The notion of an office in the Church is quite distinct from the notion of a function. If the roles of reader and extraordinary minister of Holy Communion in the context of the Sacred Liturgy are viewed exclusively as “functions,” as merely something that is done, then it makes no difference who does them as long as they are functionally “capable.” The Church, however, recognizes and teaches that these are more than “functions”; they are “offices,” which are to be entrusted to the laity in an ordered fashion. The idea of promoting a Sacred Liturgy, properly ordered, with each office holder fulfilling his ministry and each lay person fulfilling his or her assigned duties sounds very attractive. Sacred Liturgy needs to be properly ordered. I do not think very many people would object to this. The perceived problem with this document, the reason why it was never fully implemented in accord with the mind of the Church, is found in the fact that these “offices,” these official ministries, are limited to men. The document notes: “The offices of lector and acolyte are reserved to men, in keeping with the venerable tradition of the Church.” Clearly the “functions” associated with these ministries are routinely fulfilled by both men and women, but the ministries themselves, the “offices” are reserved. When the Church makes distinctions between men and women, a charge of discrimination is never far behind.

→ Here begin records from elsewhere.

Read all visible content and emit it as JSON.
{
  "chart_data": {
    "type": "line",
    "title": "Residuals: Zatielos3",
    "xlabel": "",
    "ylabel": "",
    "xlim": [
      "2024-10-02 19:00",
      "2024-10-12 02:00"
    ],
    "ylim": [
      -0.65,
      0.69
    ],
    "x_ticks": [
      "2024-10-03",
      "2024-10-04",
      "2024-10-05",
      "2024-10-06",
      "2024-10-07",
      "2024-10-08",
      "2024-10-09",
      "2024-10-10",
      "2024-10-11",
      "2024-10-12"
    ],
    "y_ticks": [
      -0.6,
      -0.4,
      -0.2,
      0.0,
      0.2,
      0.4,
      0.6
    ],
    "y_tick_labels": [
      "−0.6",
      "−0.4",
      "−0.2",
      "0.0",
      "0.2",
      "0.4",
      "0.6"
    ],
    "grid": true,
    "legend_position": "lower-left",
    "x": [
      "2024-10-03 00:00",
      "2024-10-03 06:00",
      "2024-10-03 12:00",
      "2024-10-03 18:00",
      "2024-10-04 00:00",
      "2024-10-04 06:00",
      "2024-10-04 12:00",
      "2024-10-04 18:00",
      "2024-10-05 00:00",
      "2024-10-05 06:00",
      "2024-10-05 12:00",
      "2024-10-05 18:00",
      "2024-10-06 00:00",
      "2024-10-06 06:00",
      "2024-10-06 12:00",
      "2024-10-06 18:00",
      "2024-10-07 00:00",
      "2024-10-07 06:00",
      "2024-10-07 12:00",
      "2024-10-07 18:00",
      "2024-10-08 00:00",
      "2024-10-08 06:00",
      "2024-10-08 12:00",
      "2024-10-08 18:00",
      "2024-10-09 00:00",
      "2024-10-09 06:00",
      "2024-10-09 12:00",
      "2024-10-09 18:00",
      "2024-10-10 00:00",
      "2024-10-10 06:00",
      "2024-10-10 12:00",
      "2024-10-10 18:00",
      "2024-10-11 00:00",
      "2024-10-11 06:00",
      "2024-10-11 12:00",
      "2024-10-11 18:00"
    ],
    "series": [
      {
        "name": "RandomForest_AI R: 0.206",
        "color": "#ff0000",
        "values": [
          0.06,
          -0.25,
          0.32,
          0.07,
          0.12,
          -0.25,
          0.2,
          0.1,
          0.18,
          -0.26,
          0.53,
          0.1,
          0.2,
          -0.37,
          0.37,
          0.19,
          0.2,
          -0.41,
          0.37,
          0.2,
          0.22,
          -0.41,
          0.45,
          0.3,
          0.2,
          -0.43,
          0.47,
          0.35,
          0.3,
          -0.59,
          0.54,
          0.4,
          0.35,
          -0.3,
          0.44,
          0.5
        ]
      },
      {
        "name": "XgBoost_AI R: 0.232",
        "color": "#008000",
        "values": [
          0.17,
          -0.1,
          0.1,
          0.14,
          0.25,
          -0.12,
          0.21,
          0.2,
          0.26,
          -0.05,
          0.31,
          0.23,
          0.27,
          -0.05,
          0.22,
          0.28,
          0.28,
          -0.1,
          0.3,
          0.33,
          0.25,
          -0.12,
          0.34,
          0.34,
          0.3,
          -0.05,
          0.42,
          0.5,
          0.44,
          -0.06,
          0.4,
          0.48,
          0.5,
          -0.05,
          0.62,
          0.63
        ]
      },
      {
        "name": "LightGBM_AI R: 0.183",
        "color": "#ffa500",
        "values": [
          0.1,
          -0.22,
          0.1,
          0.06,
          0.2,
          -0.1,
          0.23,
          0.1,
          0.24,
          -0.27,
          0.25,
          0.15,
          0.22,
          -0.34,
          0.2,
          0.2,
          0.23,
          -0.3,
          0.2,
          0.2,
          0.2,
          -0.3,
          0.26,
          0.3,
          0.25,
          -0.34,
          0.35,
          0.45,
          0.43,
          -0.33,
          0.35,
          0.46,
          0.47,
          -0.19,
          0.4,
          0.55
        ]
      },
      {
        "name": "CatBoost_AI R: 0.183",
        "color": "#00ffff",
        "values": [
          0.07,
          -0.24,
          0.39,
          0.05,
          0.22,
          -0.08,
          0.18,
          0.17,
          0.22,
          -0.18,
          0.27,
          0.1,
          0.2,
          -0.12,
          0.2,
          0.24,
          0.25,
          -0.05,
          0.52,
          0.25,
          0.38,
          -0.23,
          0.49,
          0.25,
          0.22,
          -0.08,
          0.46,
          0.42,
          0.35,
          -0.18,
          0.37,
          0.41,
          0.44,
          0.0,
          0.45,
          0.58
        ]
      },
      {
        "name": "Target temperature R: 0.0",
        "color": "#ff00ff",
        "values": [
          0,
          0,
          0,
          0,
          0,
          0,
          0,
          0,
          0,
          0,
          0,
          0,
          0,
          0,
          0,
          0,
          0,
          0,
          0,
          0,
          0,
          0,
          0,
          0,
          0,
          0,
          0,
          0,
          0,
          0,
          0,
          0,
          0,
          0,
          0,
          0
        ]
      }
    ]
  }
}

The reason for this explanation at this time is that I have once more traveled to Baker City, conducted a class for lectors and acolytes and officially instituted another group of more than 30 men into the office, the ministry, of either lector or acolyte. It was a marvelously joyful and rewarding experience. Another reason is the fact that there has been some opposition to and misunderstanding of my implementation of this official church document. We hear a lot of talk about the need to implement more fully that which Vatican II intended. Yet when Vatican II is implemented in a fashion clearly consistent with the theology of Vatican II and with the mind of the Holy Father, then such an implementation is described “as a giant leap backward” intended only to “eliminate all women from the ministries.” This was never my intention, and it is not my intention now. It appears that those who claim to want an implementation of Vatican II prefer the pre-Vatican scenario which restricted these official ministries to those preparing for priesthood while allowing the laity to exercise the “function” but not possess the “office.” In their view, the fact that the “offices” are restricted to lay men means that offering them is backward and regressive. In my view, the fact that these esteemed “offices” and not only the “functions” are, since 1973, open and available to lay men, is a marvelous step forward in the full and orderly implementation of the Second Vatican Council.

One would be inclined to believe, in light of the opposition to this implementation, that some in the Church truly do not desire an implementation of the Second Vatican Council but rather only an incomplete, politically correct, implementation of what they believe should be implemented and any other “interpretation” is simply rejected as a “giant leap backward.”